Size charts can vary from manufacturer to manufacturer and store to store. In the case of vintage clothing, modern sizes can vary greatly from vintage sizes (which tend to run smaller). Check size charts when they are available, and check individual measurements when they are listed. But first, find YOUR numbers. Knowing your measurements is the first step to a great fit and a happy purchase.
Cloth tape measures have been used for decades. They provide the most accurate measurements since they are flexible to go over and around your body.
Check your measurements periodically too (at least annually) especially for weight loss or gain, holiday times, pregnancy, etc.
#2: Know your main measurements
For tops, blouses, and sweaters, know the fullest part of your bust, your waist, your hips, and your shoulder to shoulder measurement. Shoulders are crucial for fitting jackets and blazers properly. For coats, you’ll want to take into account wearing a layer or two underneath. On longer tops and sweaters, the hip measurement will be important too.
Dresses and skirts, depending on the fit, body skimming or fuller styles, you’ll want to know the overall length as well. In very full skirts, sometimes a “sweep” is noted. This is the circumference of the bottom hem of the garment.
For jeans, slacks, pants and shorts, your waist and hips will be important. Your inseam (measured in bare feet from your crotch to your ankle) will give you an appropriate length.
#3 Keep your numbers handy
When you’re ready for an online shop-a-thon, jot your measurements down next to your computer. You can store them in your phone notes or tablet, etc. I’ve even kept my measurements on a scrap of paper in my wallet so it’s handy.

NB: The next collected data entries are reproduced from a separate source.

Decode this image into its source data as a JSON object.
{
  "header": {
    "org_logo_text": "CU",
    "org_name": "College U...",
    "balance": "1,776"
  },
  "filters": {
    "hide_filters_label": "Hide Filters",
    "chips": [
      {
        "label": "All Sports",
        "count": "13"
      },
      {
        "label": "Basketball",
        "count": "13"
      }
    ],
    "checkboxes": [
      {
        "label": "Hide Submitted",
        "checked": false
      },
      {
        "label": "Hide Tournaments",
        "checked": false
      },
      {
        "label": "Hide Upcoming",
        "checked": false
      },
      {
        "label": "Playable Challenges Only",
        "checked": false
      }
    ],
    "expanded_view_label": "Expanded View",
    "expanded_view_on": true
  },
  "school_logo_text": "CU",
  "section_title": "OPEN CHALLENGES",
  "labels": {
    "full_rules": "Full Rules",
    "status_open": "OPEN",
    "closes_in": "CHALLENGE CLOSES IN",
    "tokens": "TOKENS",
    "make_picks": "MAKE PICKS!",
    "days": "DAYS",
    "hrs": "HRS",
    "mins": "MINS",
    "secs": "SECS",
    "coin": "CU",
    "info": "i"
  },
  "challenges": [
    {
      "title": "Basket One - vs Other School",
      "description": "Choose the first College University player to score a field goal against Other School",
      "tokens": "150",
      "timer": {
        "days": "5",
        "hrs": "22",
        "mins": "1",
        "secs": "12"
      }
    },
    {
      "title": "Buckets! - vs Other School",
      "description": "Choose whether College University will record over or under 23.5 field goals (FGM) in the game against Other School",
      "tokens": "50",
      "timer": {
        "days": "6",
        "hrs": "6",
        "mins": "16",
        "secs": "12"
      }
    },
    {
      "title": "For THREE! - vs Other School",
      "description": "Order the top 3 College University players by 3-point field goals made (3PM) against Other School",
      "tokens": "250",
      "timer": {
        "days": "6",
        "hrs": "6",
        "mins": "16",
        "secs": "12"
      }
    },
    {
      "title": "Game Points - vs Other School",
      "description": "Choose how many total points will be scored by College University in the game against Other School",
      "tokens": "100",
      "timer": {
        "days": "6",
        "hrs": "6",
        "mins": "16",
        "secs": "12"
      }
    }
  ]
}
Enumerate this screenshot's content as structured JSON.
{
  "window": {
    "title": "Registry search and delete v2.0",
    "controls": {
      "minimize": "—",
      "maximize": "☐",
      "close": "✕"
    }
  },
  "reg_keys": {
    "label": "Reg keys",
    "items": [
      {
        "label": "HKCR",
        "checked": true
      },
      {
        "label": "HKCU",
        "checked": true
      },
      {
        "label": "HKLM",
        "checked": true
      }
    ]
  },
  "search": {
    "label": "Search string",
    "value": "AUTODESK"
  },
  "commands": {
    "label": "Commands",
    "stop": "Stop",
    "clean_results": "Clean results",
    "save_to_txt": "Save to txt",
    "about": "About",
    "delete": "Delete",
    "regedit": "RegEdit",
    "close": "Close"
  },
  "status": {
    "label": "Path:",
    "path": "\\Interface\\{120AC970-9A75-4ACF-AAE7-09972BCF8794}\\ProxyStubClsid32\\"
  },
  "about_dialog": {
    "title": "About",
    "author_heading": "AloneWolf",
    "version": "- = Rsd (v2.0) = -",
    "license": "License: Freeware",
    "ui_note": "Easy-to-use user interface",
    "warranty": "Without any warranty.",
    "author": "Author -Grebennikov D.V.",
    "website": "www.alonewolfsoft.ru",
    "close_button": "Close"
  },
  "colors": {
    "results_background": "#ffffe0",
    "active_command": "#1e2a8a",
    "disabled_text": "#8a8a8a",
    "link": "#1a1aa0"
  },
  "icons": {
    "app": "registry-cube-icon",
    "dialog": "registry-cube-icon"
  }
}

You can also commit them to memory, use whatever method works for you.
#4 Judge how a garment will fit you
One of the easiest ways to determine if your online garment will fit is to measure a piece of clothing you already own. Select a similar item (like a dress) with a similar style, that fits you properly and is easy to wear. Measure that one and compare.
Many online and independent retailers list their sizes in size charts, or on individual catalog listings. If you can’t find size measurements, simply ask. If you need a critical measurement that isn’t listed, ask. For example, I have large upper arms and will request the circumference measurement on a tight-fitting long sleeve top or dress. I have yet to have a retailer who is not happy to provide specific information.

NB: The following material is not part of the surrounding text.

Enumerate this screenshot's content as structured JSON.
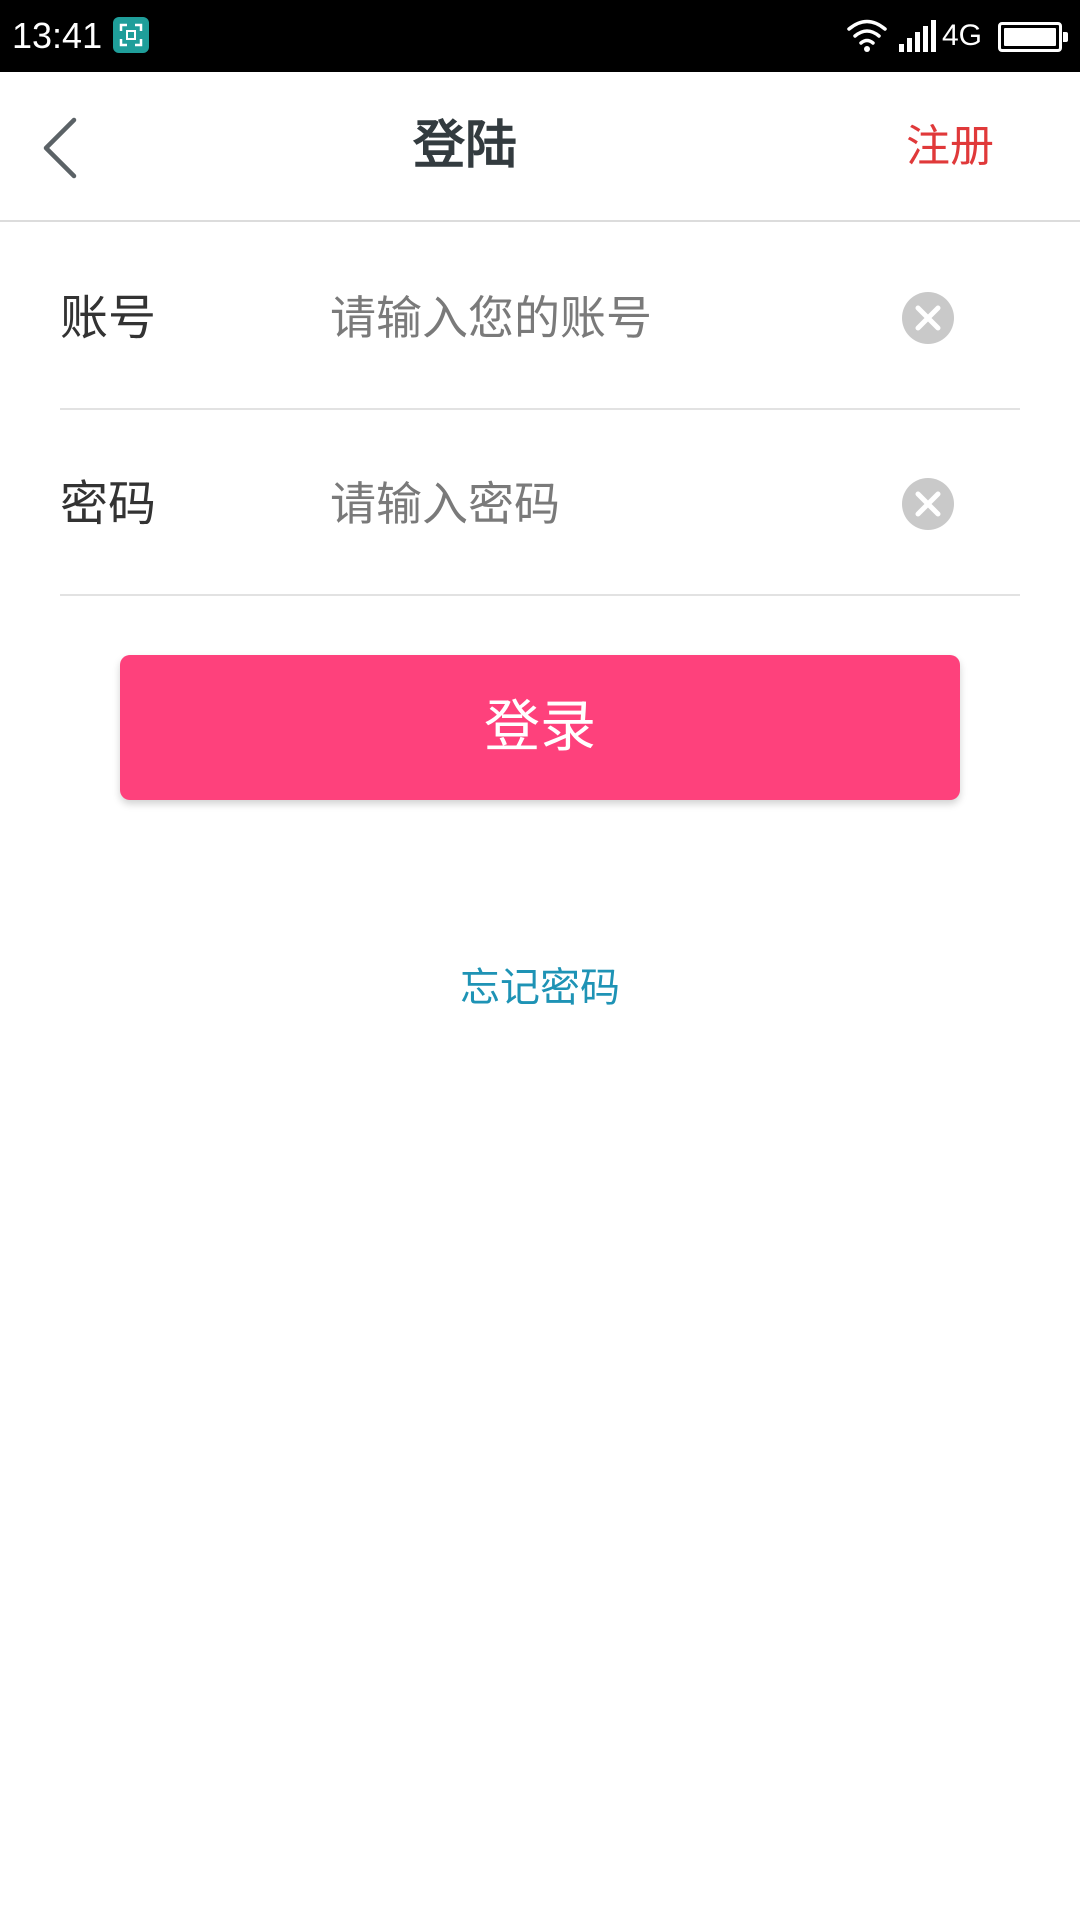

In vintage clothing, I’ve had many customers ask about all types of things like fabric details, color, seams, hems, request additional photos, etc. A trusted retailer is always happy to work with you.
#6 Know the fabric content
Cottons and most polyesters do not have built in stretch. Fabrics with combined content, like a 96% polyester 4% spandex blend will have a more stretch so a closely fitted garment will give you a bit of breathing room. Personally, I love buttery soft, non-wrinkle fabrics that skim the body. Check the fabric content labels of some of your favorite clothes you already own.
#7 Order two sizes
I’ve included this tip but some things to keep in mind before you try it. First, be sure you are well aware of the return shipping policy since you will only be keeping one item.

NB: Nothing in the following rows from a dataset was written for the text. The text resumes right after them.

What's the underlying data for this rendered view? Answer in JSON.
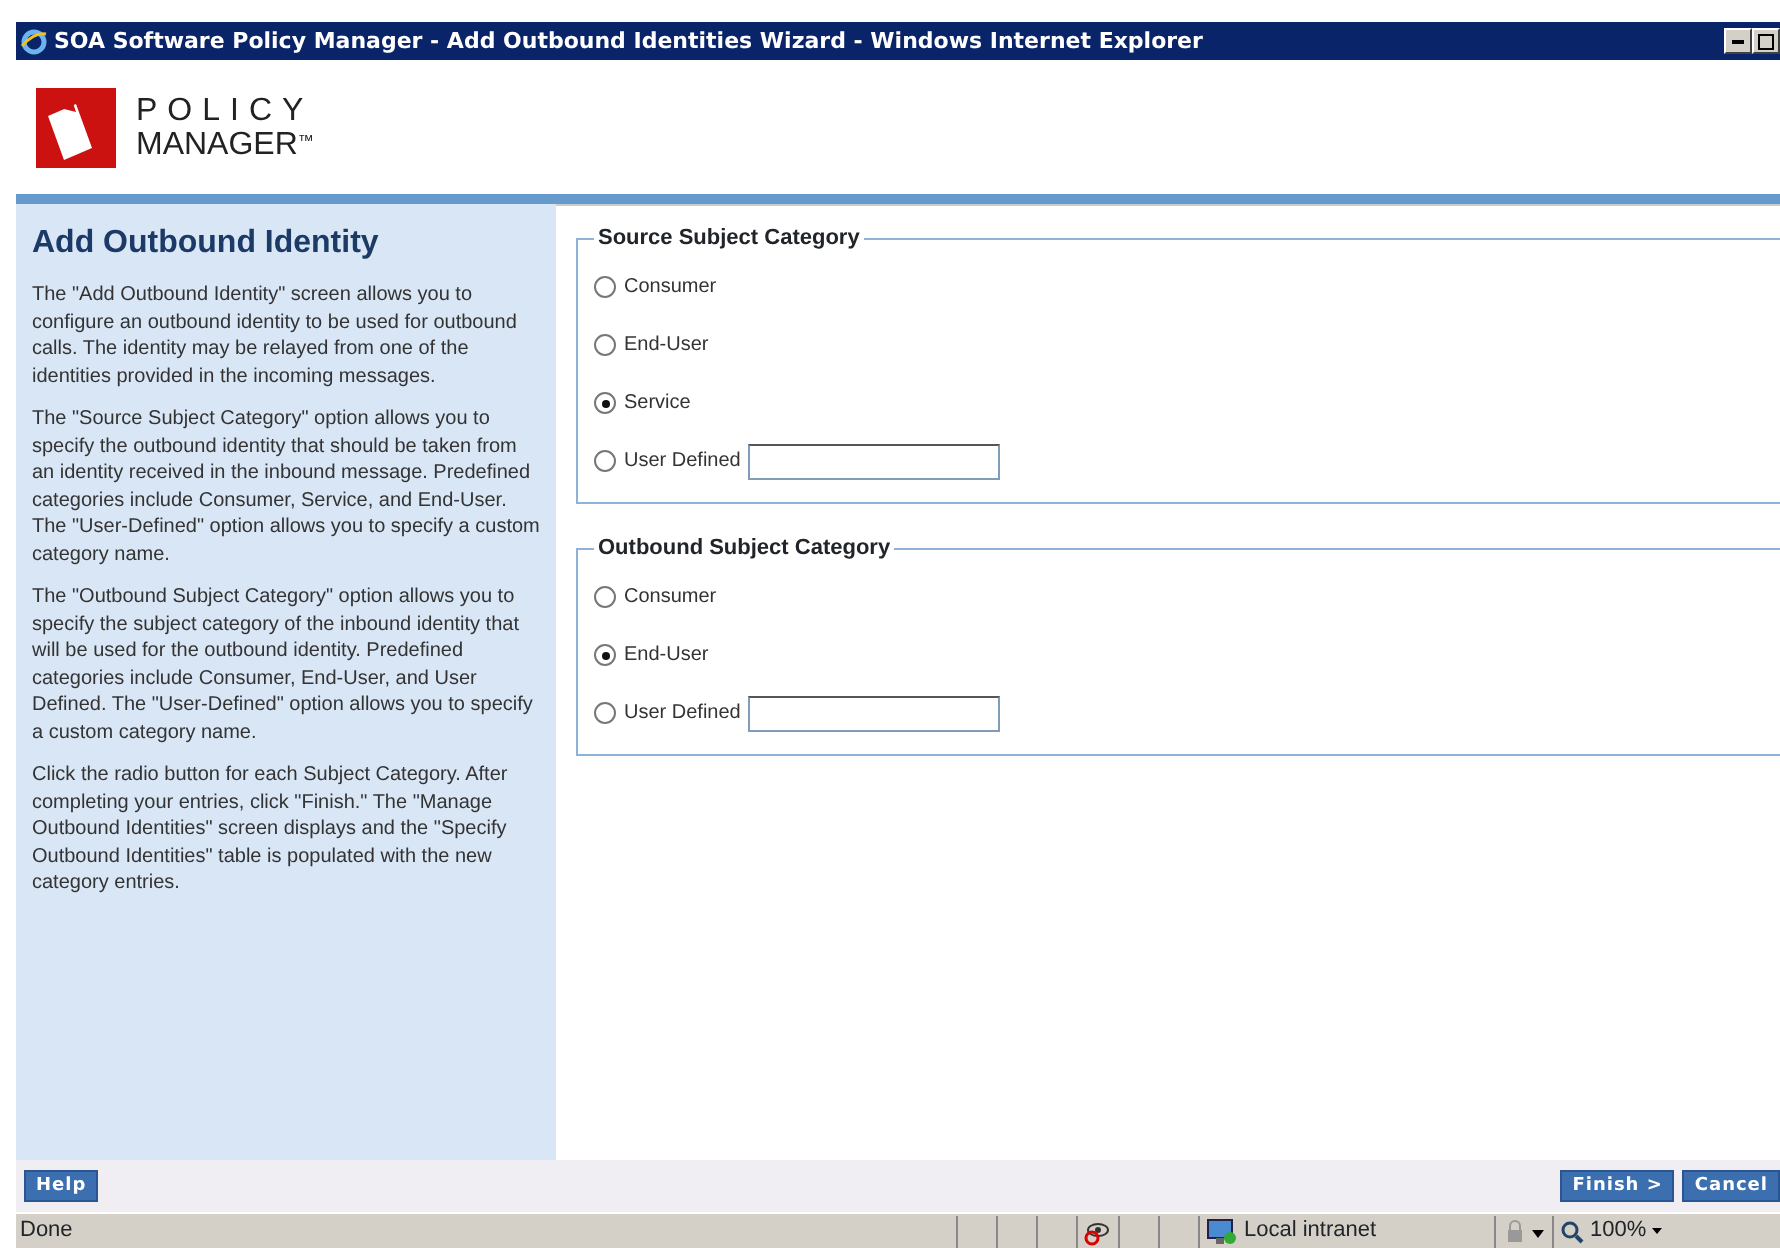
{
  "window": {
    "title": "SOA Software Policy Manager - Add Outbound Identities Wizard - Windows Internet Explorer"
  },
  "logo": {
    "line_1": "POLICY",
    "line_2": "MANAGER",
    "mark": "™"
  },
  "help_panel": {
    "title": "Add Outbound Identity",
    "paragraphs": [
      "The \"Add Outbound Identity\" screen allows you to configure an outbound identity to be used for outbound calls. The identity may be relayed from one of the identities provided in the incoming messages.",
      "The \"Source Subject Category\" option allows you to specify the outbound identity that should be taken from an identity received in the inbound message. Predefined categories include Consumer, Service, and End-User. The \"User-Defined\" option allows you to specify a custom category name.",
      "The \"Outbound Subject Category\" option allows you to specify the subject category of the inbound identity that will be used for the outbound identity. Predefined categories include Consumer, End-User, and User Defined. The \"User-Defined\" option allows you to specify a custom category name.",
      "Click the radio button for each Subject Category. After completing your entries, click \"Finish.\" The \"Manage Outbound Identities\" screen displays and the \"Specify Outbound Identities\" table is populated with the new category entries."
    ]
  },
  "groups": [
    {
      "legend": "Source Subject Category",
      "options": [
        {
          "label": "Consumer",
          "selected": false,
          "kind": "plain"
        },
        {
          "label": "End-User",
          "selected": false,
          "kind": "plain"
        },
        {
          "label": "Service",
          "selected": true,
          "kind": "plain"
        },
        {
          "label": "User Defined",
          "selected": false,
          "kind": "field"
        }
      ]
    },
    {
      "legend": "Outbound Subject Category",
      "options": [
        {
          "label": "Consumer",
          "selected": false,
          "kind": "plain"
        },
        {
          "label": "End-User",
          "selected": true,
          "kind": "plain"
        },
        {
          "label": "User Defined",
          "selected": false,
          "kind": "field"
        }
      ]
    }
  ],
  "buttons": {
    "left": [
      "Help"
    ],
    "right": [
      "Finish >",
      "Cancel"
    ]
  },
  "status_bar": {
    "text": "Done",
    "zone": "Local intranet",
    "zoom": "100%"
  }
}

And second, be certain you know how long a refund takes to process on your form of payment. Take into account the store has to receive your returned item back into their inventory, and process your refund.
Ordering two sizes can be beneficial with certain types of garments, like swimsuits, lingerie (check the return policy) and form-fitting or body-conscious dresses.
#8 What if the measurements don’t exactly match yours?
When you find that to-die-for something you simply can’t live without, but it doesn’t exactly measure up, error on the side of practicality. You’ll have to think like a seamstress. For example, let’s say the bust is too large but the hips will work, you can have the garment altered to fit. It is easier to take seams in than to let them out.
#9 Conversion charts
Know where your garment is coming from. European, Asian, UK and North American markets use different average size guides. Below is a standard chart, but be sure to check against your own sizes. Sometimes you may have measurements in metric sizes and may need a converter. Here is a handy metric converter from metric-conversions.org
#10 Items without size tags
Many times online vintage garments do not have size tags – so measurements become essential. Don’t be afraid to ask the retailer about seam sizes (width). A lot of times a vintage garment will have wider seams or may have been altered. This is especially true with handmade items.
You can take advantage of the additional hidden fabric, increasing a critical inch or two to the finished piece. For example, hems and cuff can be lengthened or shortened. Front, side, and back seams may have enough room to let out if needed. An experienced seamstress can help.